Но Елена Крузики не утонет. Она, как и я когда-то, услышит плеск воды о деревянные борта, когда ее усадят в лодку и начнут грести к середине широкого канала Орфано. Но даже если представить, что пирожки Мауро со снотворной начинкой нагонят на нее дремоту, наверное, она, как и я, все же ощутит тревогу. Но ее никогда не засосет бездонная черная пучина. Потому что, пока она будет сидеть в лодке, возле священника, со связанными впереди руками, некто, стоящий позади нее, неожиданно перекинет веревку ей через голову, затянет вокруг шеи, а затем, совершив два или три сильных рывка, прервет в ней сначала дыхание, а потом и жизнь. Разумеется, и удушение гарротой – не пустяк. Как при всяком виде казни, все зависит от сноровки: настанет ли смерть медленно или быстро, будет ли мучительно умирать или задохнется сразу. Тут важно, чтобы палач оказался опытным и умелым. Нам обещали лучшего мастера. Да, она начнет задыхаться и ловить ртом воздух, но агония окажется быстрой и краткой.
В пучину погрузится лишь ее тело. Самой Елены Крузики уже не будет существовать.
Вот как помогли нам густые соусы Мауро, мольбы моей госпожи и ее гостеприимное лоно. Лоредан не солгал нам: никакого прощения в последнюю минуту не было. Он сделал, что мог, но сам признался, что, сложись все иначе, быть может… но вызывающее преступление в чувствительные к подобным вызовам времена должно быть сурово наказано. Казнь не станут превращать в людное зрелище, ибо важна не жестокость, а непоколебимость закона. Венеция мирная предъявляет иск Венеции справедливой.

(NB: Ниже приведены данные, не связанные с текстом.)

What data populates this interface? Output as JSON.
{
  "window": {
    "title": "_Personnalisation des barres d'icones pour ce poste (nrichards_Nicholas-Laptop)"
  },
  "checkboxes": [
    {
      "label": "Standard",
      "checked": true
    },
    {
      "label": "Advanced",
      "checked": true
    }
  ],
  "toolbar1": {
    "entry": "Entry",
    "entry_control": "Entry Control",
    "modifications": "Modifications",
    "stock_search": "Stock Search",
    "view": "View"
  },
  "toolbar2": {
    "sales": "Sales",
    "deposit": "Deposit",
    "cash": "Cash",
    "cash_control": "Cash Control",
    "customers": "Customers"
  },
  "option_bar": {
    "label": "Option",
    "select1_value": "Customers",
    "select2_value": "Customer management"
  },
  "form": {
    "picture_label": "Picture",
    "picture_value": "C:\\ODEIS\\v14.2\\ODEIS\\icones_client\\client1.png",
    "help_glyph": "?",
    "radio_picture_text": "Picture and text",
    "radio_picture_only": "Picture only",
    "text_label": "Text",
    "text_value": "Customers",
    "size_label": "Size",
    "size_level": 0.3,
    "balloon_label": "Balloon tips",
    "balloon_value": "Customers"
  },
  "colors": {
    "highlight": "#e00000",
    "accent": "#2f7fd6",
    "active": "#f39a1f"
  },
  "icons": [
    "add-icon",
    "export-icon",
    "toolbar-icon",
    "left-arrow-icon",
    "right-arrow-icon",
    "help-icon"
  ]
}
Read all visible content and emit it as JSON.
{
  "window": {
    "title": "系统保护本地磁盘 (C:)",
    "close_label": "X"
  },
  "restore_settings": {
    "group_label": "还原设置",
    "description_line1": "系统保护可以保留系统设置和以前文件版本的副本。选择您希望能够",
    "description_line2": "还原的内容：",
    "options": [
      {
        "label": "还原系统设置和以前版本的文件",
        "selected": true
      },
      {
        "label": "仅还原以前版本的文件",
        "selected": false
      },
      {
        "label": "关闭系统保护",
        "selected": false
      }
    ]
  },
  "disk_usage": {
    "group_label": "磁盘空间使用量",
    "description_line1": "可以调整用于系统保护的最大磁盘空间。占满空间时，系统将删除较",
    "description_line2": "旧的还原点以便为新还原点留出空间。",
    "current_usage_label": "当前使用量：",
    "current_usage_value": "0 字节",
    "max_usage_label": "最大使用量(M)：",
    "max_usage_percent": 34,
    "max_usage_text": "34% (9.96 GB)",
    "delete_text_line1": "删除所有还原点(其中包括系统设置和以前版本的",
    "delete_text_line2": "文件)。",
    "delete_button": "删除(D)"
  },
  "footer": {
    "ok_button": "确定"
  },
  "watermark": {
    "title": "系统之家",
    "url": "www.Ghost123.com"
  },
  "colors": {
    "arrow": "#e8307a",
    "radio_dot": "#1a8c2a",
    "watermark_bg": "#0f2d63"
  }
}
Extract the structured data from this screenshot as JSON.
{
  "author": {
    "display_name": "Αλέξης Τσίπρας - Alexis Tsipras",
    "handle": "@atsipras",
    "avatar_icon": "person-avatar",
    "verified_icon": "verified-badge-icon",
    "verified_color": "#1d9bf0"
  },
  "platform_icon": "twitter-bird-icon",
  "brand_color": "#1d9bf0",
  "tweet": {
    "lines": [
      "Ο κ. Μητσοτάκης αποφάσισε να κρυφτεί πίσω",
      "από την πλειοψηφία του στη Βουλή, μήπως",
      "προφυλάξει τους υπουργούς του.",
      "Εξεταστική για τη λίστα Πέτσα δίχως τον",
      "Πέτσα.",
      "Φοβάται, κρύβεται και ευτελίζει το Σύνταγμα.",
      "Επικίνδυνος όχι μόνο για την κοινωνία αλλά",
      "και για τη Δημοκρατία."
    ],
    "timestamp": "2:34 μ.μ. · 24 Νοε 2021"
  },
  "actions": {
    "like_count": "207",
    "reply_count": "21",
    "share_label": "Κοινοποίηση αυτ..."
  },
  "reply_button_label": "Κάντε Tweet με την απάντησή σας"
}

Что же будет дальше? Стоя здесь, я пытаюсь утешить себя, вспоминая (о Господи, как хорошо я все это помню, хотя прошло столько лет!) стихотворение, которое Аретино однажды читал мне в Риме, в ту пору, когда и он и я только-только познакомились с моей госпожой и когда он имел обыкновение заходить на кухню и упражняться в просторечном остроумии перед слугами. О, как он был тогда неистов! Пригожий, будто девушка, умный, напыщенный, он словно мечтал воспарить к солнцу… А я был молод и все еще слишком зол на собственное уродство, чтобы желать воспарить вместе с ним, чтобы находить саму мысль о восстании против Церкви и даже Бога возбуждающей. Я помню его голос, резкий и самоуверенный:
Круглый год богач в раю,
Бедный – ада на краю.
Слеп и глуп, кто Церковь чтит,
Исповедь блюдет, посты:
Сад монахам утучнит,
Где растут у них цветы.
«Ну, Бучино? Если это верно, тогда кому из нас следует сейчас страшиться смерти? Тем, у кого и так есть все, или тем, кто нищ? Подумай! Что будет, если в конце нас ожидает не рай и не ад, а всего лишь отсутствие жизни? Боже мой, готов поспорить, что для большинства из нас даже это окажется раем!»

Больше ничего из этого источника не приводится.